We encounter so many stimuli in our day-to-day lives, it’s hard to imagine everything that our brain has to process along the way. When we actively want to remember something – like when we’re in the classroom or learning a new co-worker’s name – we’ll often make a conscious effort. But how does our brain know when to remember and retain other information that is important, but not something we’re actively trying to learn?
Stanford University biologists report in Science that they may have figured out how animals are able to learn which sights, sounds, and sensations within their environment are most important to remember. Through studying mouse models, the researchers found that a part of the brain called the paraventricular thalamus (PVT) plays the role of gatekeeper within the brain, ensuring that it tracks and identifies the most important details of a given situation.
In their study, the research team taught mice to associate specific odors with good and bad outcomes. One odor would indicate that a sip of water was coming, while the other signaled that the mouse was about to receive a puff of air to the face. The researchers then replaced the air puff with a mild shock – a more negative outcome.
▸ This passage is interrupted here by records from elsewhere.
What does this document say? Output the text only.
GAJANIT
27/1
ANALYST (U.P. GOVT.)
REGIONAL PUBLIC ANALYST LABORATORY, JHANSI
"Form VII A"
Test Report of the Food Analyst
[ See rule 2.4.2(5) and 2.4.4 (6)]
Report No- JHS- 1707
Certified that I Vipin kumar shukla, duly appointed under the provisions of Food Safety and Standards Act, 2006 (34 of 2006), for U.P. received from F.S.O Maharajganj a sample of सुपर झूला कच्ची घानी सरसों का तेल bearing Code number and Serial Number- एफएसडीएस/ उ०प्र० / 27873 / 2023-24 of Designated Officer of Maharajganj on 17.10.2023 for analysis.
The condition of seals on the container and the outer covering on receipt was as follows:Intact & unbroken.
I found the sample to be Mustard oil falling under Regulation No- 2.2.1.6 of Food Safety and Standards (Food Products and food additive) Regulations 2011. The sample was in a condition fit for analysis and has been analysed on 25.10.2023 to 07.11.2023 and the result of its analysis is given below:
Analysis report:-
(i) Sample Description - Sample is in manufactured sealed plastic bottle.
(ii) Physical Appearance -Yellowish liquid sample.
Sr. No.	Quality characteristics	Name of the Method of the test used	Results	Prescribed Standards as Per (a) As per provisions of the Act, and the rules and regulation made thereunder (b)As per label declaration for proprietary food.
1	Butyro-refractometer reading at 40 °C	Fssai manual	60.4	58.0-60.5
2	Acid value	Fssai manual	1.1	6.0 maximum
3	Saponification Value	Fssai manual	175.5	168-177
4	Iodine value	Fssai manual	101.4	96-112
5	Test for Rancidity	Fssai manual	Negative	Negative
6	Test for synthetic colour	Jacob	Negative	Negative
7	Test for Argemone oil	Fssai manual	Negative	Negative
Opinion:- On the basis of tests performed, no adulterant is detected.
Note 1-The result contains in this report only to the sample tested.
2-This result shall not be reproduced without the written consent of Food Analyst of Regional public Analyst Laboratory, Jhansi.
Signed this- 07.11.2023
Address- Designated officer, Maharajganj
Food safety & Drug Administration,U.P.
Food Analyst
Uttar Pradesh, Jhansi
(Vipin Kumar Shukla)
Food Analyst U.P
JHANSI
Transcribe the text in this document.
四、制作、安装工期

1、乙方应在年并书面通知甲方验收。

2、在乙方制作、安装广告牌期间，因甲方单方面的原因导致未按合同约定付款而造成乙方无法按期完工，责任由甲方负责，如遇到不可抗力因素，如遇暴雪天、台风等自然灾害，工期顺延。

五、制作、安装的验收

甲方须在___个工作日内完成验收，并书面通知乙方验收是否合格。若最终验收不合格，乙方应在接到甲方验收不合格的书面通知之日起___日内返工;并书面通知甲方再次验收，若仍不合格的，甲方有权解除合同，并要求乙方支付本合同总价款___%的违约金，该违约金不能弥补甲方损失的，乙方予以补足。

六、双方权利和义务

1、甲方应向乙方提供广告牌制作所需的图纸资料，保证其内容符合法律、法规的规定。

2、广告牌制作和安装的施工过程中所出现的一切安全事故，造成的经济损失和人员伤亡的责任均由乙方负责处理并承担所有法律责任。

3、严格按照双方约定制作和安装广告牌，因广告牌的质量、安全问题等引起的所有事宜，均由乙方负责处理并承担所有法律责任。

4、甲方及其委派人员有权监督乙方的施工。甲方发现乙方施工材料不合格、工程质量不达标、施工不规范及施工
The results showed that neurons in the PVT tracked this change. During the air-puff outcome, two-thirds of PVT neurons responded to both odors, while an additional 30 percent were activated only by the odor that signaled water. This means that the PVT had a more significant response to the good outcome. But during the electric-shock phase, almost all PVT neurons responded to the shock, while only about three-quarters of the neurons responded to both good and bad outcomes.
The same type of shift occurred during the water phase when mice were not thirsty. The less the water mattered to the mice, the less responsive the PVT was to water, and the more responsive it was to air puffs. Together, these results indicate that the PVT tracks what is most important in the moment to the individual.
This study could lead to new ways to modulate learning through stimulating or suppressing PVT activity. Researchers also believe that one day this research could help find alternative strategies for treating drug addiction, through helping addicts to unlearn the association between taking a drug and the high that it provides.